Comments are automatically closed two weeks after an article's initial publication. See our comments policy for more.
RICH BRODERICK
14 years 11 months ago
Better yet, what if we just said NO! 
david power
14 years 11 months ago
look at what is written above and consider the life and teaching of St Ignatius!!How far we are from the communion with the Holy Father we are when the slightest thing disturbs us.They tell me there are Chinamen in Jail because they wont renounce communion with this man.In Jail,I kid you not!The spirit of Ignatius and Francisco is long gone.I now imagine one of those Chinamen reading of your sense of injustice,your sense of communion and the confusion that will enter his head.Let each one who responds from now on do credit to the notion of catholicism and the Spirit of Ignatius and answer the question why we do not simply say No.Let this be a feast of communion with the Holy Father"You are Peter".It would be beautiful to see each and every whining American catholic forget himself for a moment and remember what holds us together. Americans love a Challenge we are told,I now offer you all one.Say ,I am with Peter!The editors of America will censor your every word but say it anyway.Cry out that you are with the German in the Eternal City.I am catholic,and I love Christ. Put your voice to the deeds of those incarcerated in China.Those fellow catholics will receive your voice in History.
Paul Ford
14 years 11 months ago
David Power's remark reminds me of Chesterton's statement: '''My country, right or wrong,' is a thing that no patriot would think of saying. It is like saying, 'My mother, drunk or sober.''' Power is expecting us to say, “Peter, right or wrong.” This attitude wasn’t Jesus’ (“Get behind me, you satan”) nor was it Catherine of Siena’s. Peter’s supervision of the English translation of the Roman Missal is not an exercise of the charism of infallibility.

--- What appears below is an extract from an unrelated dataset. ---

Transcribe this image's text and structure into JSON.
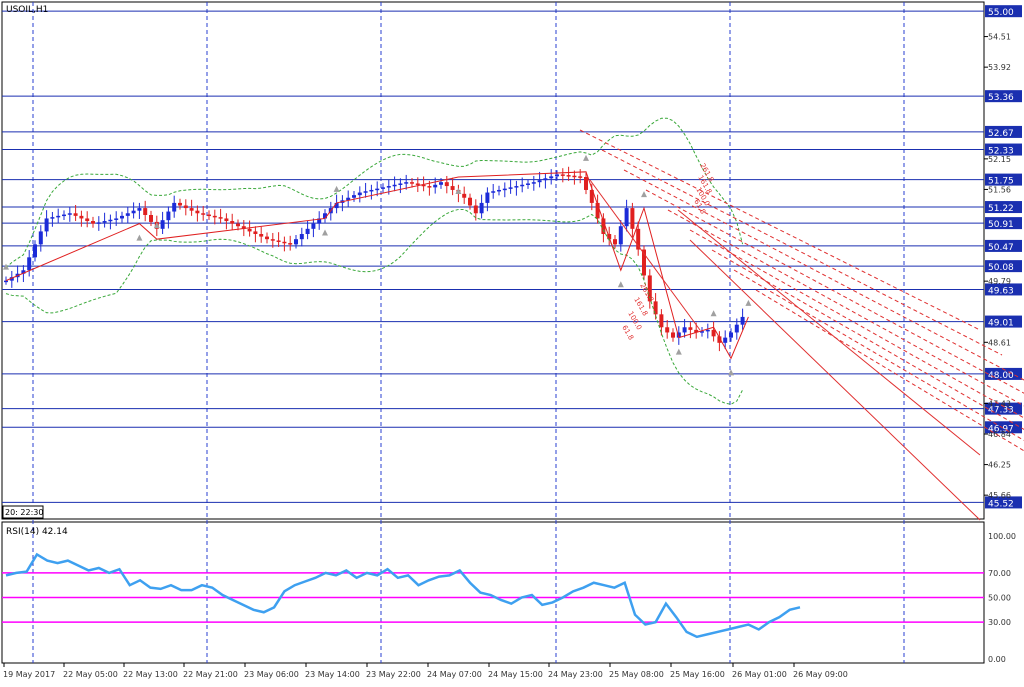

My disappointment with the new English translation is not based on its more complicated and exalted vocabulary (as mentioned by Bishop Trautman and Father Ryan). My disappointment has everything to do with the principle of formal equivalence, which is great for a “pony” to help non-Latin readers to understand the Latin text but will leave the average priest wondering what does this Collect mean, for example, and will lead the assembly to ask, “What did he just say?” And if adults will not understand, where does that leave children?
Jim McCrea
14 years 11 months ago
David Power said:  "It would be beautiful to see each and every whining American catholic forget himself for a moment and remember what holds us together."  His answer is: "Say ,I am with Peter!"
 
Dumb me:  I thought it was faith in the Lord Jesus that holds us (individually and corporately) together.
 
“I confess that I do not see what good it does to fulminate against the English tyranny while the Roman tyranny occupies the palace of the soul.”  
 
        "Ireland, Island of Saints and Sages," lecture, Università Popolare, Trieste (1907-04-27),printed in James Joyce: Occasional, Critical and Political Writing (2002) edited by Kevin Barry [Oxford University Press, 2002, ISBN 0-192-83353-7], p. 125 
Joh Beeler
14 years 11 months ago
To the Fr Ryans out there: as their sign says, the Episcopal Church welcomes you.